The moves followed Nortel Networks’ announcement earlier the same week that it had partnered with access vendors Calix, ECI Telecom and KEYMILE to deliver end-to-end solutions to service providers.
“The acquisitions of Catena and Internet Photonics are part of CIENA’s ongoing efforts to fuel long-term revenue growth and sustained profitability by expanding our addressable market; capitalizing on new growth opportunities in adjacent and complementary markets,” says Gary Smith, president and CEO of optical equipment vendor CIENA, which recently announced a net loss for the first fiscal quarter of $76.7 million, or a net loss of 16 cents per share. “In the simplest of terms, these acquisitions enhance the scope of the solutions we can offer our customers and further extend CIENA’s network reach and presence.”

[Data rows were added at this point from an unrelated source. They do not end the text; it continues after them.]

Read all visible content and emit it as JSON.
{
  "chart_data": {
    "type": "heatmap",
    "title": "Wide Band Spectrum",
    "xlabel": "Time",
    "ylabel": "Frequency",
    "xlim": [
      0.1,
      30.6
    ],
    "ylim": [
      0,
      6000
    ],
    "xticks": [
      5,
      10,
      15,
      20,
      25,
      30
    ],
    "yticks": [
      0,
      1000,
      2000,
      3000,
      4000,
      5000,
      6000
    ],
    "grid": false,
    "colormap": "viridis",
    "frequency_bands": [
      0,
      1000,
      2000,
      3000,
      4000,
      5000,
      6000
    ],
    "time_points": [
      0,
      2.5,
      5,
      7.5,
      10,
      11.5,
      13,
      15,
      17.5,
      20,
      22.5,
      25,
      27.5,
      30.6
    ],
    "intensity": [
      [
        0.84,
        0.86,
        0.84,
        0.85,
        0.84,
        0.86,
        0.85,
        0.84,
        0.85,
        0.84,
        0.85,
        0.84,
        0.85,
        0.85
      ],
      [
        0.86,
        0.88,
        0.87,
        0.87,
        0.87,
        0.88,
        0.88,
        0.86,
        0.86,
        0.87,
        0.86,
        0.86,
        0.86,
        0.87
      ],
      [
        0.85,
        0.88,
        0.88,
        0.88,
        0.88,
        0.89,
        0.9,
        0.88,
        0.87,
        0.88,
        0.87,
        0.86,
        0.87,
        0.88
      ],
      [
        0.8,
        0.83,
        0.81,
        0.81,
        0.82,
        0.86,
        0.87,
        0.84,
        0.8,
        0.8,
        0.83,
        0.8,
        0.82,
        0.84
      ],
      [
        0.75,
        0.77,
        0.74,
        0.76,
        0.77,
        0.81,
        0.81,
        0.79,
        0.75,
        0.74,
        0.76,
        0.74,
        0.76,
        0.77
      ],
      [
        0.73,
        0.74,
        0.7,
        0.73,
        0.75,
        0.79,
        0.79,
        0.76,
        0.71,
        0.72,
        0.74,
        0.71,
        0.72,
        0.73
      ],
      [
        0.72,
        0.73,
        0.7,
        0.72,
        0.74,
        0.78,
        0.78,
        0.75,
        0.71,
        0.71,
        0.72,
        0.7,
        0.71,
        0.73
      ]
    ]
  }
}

CIENA plans to acquire Catena in a stock deal valued at about $486.7 million. Catena will become CIENA’s Broadband Access group following the deal. The group will be led by Jim Hjartarson, president and CEO of Catena.

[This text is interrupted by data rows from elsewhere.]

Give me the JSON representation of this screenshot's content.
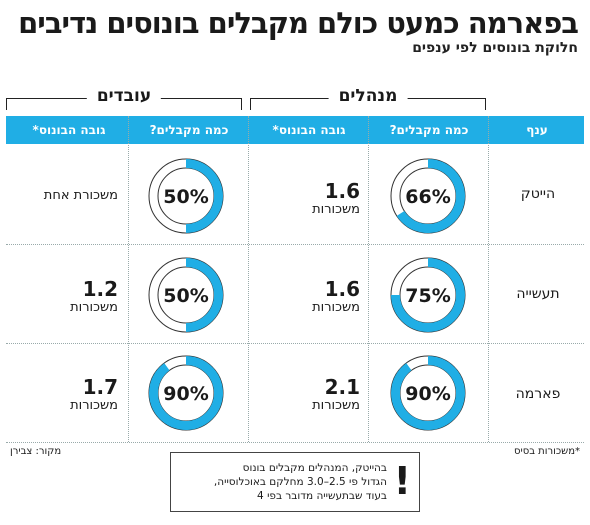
{
  "title": "בפארמה כמעט כולם מקבלים בונוסים נדיבים",
  "subtitle": "חלוקת בונוסים לפי ענפים",
  "groups": {
    "managers": "מנהלים",
    "employees": "עובדים"
  },
  "headers": {
    "sector": "ענף",
    "managers_share": "כמה מקבלים?",
    "managers_amount": "גובה הבונוס*",
    "employees_share": "כמה מקבלים?",
    "employees_amount": "גובה הבונוס*"
  },
  "colors": {
    "accent": "#20aee5",
    "track": "#ffffff",
    "track_border": "#333333"
  },
  "rows": [
    {
      "sector": "הייטק",
      "managers_pct_label": "66%",
      "managers_amount": "1.6",
      "managers_unit": "משכורות",
      "employees_pct_label": "50%",
      "employees_amount_text": "משכורת אחת"
    },
    {
      "sector": "תעשייה",
      "managers_pct_label": "75%",
      "managers_amount": "1.6",
      "managers_unit": "משכורות",
      "employees_pct_label": "50%",
      "employees_amount": "1.2",
      "employees_unit": "משכורות"
    },
    {
      "sector": "פארמה",
      "managers_pct_label": "90%",
      "managers_amount": "2.1",
      "managers_unit": "משכורות",
      "employees_pct_label": "90%",
      "employees_amount": "1.7",
      "employees_unit": "משכורות"
    }
  ],
  "footnote_left": "*משכורות בסיס",
  "source": "מקור: צבירן",
  "note": {
    "icon": "exclamation-icon",
    "bang": "!",
    "line1": "בהייטק, המנהלים מקבלים בונוס",
    "line2": "הגדול פי 2.5–3.0 מחלקם באוכלוסייה,",
    "line3": "בעוד שבתעשייה מדובר בפי 4"
  },
  "chart_data": {
    "type": "table",
    "columns": [
      "ענף",
      "מנהלים: כמה מקבלים?",
      "מנהלים: גובה הבונוס*",
      "עובדים: כמה מקבלים?",
      "עובדים: גובה הבונוס*"
    ],
    "categories": [
      "הייטק",
      "תעשייה",
      "פארמה"
    ],
    "series": [
      {
        "name": "מנהלים כמה מקבלים?",
        "values": [
          66,
          75,
          90
        ]
      },
      {
        "name": "מנהלים גובה הבונוס*",
        "values": [
          1.6,
          1.6,
          2.1
        ]
      },
      {
        "name": "עובדים כמה מקבלים?",
        "values": [
          50,
          50,
          90
        ]
      },
      {
        "name": "עובדים גובה הבונוס*",
        "values": [
          1,
          1.2,
          1.7
        ]
      }
    ]
  }
}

Internet Photonics also will merge into CIENA, and all the outstanding shares of Internet Photonics’ common and preferred stock, and employee stock options will be exchanged for shares of CIENA common stock. The value of that transaction is estimated at $150 million. Internet Photonics’ employee stock options will be converted into options to purchase CIENA shares.
Internet Photonics will become part of CIENA’s Metro and Enterprise Solutions group and will continue to operate from its Shrewsbury, N.J., and Marlborough, Mass., locations.
Both deals are expected to close by the end of CIENA’s third fiscal quarter 2004.
Through the Catena deal, CIENA gets a good base of access customers. Catena has deployed about 5,500 integrated broadband access solutions with RBOCs, major independent telcos and CLECs.
Catena’s products deliver voice, data and video services over both copper and fiber infrastructures. CIENA says it will couple those products with CIENA’s multiservice DN7 family to give carriers “a compelling offering to enable new DSL, voice-over-packet and passive-opticalnetwork services.”
Internet Photonics expands CIENA’s portfolio targeting multiservice operators and traditional carriers with the addition of a flexible platform for carrier-grade gigabit Ethernet solutions. Internet Photonics’ customers include six of the top 10 cable operators in the United States, including significant deployments by Cablevision and Adelphia, as well as carriers such as TDS Metrocom, that use Internet Photonics’ solutions to deploy Ethernet private-line services.